“I have never thought of or called North Korea as 'Joson' in my life. Joson for me is the Joseon Dynasty (1392-1910),” said Lee Ye-seul, 37, a South Korean office worker.
Like Lee, most South Koreans would never consider calling North Korea by its official name — the Democratic People's Republic of Korea, or "Joson" in its shortened Korean form. The familiar term here is "Bukhan," meaning North Korea in Korean.
North Korea, for its part, calls itself "Joson" or "Bukjoson" and refers to its the South as "Namjoson," meaning South Joson.
That ingrained habit is now the subject of a formal public debate.
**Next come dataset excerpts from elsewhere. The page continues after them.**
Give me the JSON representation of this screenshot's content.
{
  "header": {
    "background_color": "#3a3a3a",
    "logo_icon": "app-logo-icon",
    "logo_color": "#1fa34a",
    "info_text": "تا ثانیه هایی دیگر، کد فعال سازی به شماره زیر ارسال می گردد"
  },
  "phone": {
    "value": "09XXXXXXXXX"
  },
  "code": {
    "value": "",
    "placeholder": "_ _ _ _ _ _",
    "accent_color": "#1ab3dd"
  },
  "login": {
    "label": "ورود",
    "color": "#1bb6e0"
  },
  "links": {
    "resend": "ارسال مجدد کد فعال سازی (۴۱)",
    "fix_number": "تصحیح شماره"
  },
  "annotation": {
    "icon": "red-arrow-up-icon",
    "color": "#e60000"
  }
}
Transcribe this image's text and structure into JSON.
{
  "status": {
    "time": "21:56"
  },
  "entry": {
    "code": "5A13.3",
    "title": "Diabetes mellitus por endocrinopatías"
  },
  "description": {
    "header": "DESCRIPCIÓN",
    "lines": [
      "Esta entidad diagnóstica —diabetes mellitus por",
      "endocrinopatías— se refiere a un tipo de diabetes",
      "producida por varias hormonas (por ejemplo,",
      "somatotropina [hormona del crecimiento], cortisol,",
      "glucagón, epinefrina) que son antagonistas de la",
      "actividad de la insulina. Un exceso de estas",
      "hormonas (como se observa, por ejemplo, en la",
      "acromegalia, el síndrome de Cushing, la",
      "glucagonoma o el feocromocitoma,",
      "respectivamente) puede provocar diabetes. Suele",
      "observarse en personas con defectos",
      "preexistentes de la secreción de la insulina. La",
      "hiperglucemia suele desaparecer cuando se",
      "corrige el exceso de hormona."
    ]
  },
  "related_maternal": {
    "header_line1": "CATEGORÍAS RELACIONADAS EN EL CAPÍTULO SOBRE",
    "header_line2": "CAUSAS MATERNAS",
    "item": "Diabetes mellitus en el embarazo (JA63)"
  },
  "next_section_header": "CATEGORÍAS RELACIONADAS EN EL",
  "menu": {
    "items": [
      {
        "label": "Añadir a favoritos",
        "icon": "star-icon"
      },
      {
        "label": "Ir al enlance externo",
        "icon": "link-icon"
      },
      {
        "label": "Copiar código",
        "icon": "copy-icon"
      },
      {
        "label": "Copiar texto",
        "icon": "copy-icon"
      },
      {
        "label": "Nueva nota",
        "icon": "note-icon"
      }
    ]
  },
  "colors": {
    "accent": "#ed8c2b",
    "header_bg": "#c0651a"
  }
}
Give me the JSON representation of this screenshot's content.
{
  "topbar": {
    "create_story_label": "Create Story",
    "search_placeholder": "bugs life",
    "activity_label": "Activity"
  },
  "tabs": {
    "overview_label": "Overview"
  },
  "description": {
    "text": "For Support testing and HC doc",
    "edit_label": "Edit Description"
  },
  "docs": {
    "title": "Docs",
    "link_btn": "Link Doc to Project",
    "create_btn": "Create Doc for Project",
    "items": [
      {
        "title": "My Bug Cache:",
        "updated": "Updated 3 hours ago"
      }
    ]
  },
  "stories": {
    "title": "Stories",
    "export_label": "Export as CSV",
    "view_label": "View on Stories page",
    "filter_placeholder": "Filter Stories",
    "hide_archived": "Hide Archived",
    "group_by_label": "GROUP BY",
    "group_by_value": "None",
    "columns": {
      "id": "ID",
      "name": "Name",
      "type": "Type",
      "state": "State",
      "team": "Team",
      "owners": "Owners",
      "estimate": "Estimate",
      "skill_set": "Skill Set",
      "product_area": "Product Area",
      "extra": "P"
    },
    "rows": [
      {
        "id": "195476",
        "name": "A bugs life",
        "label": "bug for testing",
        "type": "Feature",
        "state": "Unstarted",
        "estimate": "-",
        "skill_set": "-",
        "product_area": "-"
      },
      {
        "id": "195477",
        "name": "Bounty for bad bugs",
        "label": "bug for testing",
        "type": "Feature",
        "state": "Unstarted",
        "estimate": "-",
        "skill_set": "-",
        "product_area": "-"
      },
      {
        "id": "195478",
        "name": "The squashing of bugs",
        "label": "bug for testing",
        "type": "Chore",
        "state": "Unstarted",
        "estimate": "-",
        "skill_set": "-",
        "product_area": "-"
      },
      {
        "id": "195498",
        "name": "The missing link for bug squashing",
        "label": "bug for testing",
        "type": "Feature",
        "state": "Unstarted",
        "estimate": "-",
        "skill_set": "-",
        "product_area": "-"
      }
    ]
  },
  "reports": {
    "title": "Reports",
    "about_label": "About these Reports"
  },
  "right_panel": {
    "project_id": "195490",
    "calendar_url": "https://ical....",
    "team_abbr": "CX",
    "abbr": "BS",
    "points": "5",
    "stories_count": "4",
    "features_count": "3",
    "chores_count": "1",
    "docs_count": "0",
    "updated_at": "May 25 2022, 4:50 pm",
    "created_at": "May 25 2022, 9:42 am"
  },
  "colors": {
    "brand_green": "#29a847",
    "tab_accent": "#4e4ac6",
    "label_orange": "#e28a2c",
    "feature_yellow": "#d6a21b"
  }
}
The Ministry of Unification has opened discussions on what South Korea should officially call its northern neighbor, after Unification Minister Chung Dong-young spent recent months consistently using the North's official name of Joson.
The move appears to align with the government’s broader initiative for peaceful coexistence between the two Koreas, a policy considered to be a response to the North’s increasingly hostile two-state policy since 2023, when Pyongyang began openly using the South’s official name of the Republic of Korea, or "Daehanminguk" in Korean, amid fraying inter-Korean relations.
Most panelists argued that adopting the North's official name would not compromise the South's Constitution, which stipulates North Korea as South Korean territory and North Koreans as South Korean nationals.
“Calling North Korea 'Bukhan' didn’t help unify the two Koreas — if anything, it helped entrench the division,” Sogang University professor Kim Sung-kyung said.
“Now is the time to rebuild relations (by referring to each other by their official names), when the two Koreas are firmly established as independent countries.”
Lee Dong-ki, a professor at Gangwon National University, went further, arguing that the two Koreas had already parted ways on a fundamental level.
“The two Koreas started to become different nations. In the long term, we may need to give up on unification or fundamentally reconsider what unification means. This move could help build peace, and calling North Korea by its official name could be the starting point,” Lee said.